Dateutil landed on my hard drive with 478 tests (the main module has about 3600 lines of actual code, and the tests by themselves are roughly 4000 lines of code). As a result, I didn’t have to manually check all kinds of functionality or write my own tests. I was able to port the tests fairly easily with just a couple of glitches (like the aforementioned base64 issue). From there I felt confident that the tests were testing the code properly.

In the past couple of days since I completed the ‘project’, I ported some of the dateutil recipes from the 2nd edition of the book to Python 3, just for some extra assurance. I ported 5 recipes in under an hour. They all worked.
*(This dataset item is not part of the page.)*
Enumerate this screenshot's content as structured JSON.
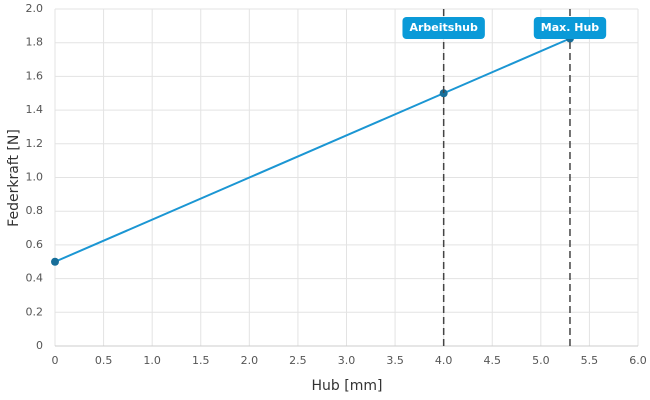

Had You Ported Stuff Before?

Well, to be honest most of my Python 3 experience (pre-book, that is) is with writing new code. To gain a broader exposure to Python 3, I’ve also done lots of little code golf-type labs, impromptu REPL-based testing at work for things I’m doing there, etc. I have ported a couple of other small projects, and I have had to solve a couple of issues, but it’s not like I’ve ever ported something the size of Django or ReportLab or something.

The Best Part?

I had never seen dateutil in my life.

I had read about it (I owned the Python Cookbook 2nd Edition since its initial release, after all), but I’d never been a user of the project.

The Lessons?

  1. This is totally doable. Stop listening to the fear-inducing rantings of naysayers. Don’t let them hold you back. The pink ponies are in front of you, not behind you.
  2. There are, in fact, parts of Python that remain almost unchanged in Python 3. I would imagine that even Django may find that there are swaths of code that “just works” in Python 3. I’ll be interested to see metrics about that (dear Django: keep metrics on your porting project!)
  3. Making a separation between text and data in the language is actually a good thing, and in the places where it bytes you (couldn’t resist, sorry), it will likely make sense if you have a fundamental understanding of why text and data aren’t the same thing. I predict that, in 2012, most will view complainers about this change the same way we view whitespace haters today.

“I Can’t Port Because…”

If you’re still skeptical, or you have questions, or you’re trying and having real problems, Dave and I would both love for *you* to come to our tutorial at PyCon. Or just come to PyCon so we can hack in the hallway on it. I’ve ported, or am in the process of porting, 3 modules to Python 3. Dave has single-handedly ported something like 3-5 modules to Python 3 in the past 6 weeks or so. He’s diabolical.

I’d love to help you out, and if it turns out I can’t, I’d love to learn more about the issue so we can shine a light on it for the rest of the community. Is it a simple matter of documentation? Is it a bug? Is it something more serious? Let’s figure it out and leverage the amazing pool of talent at PyCon to both learn about the issue and hopefully get to a solution.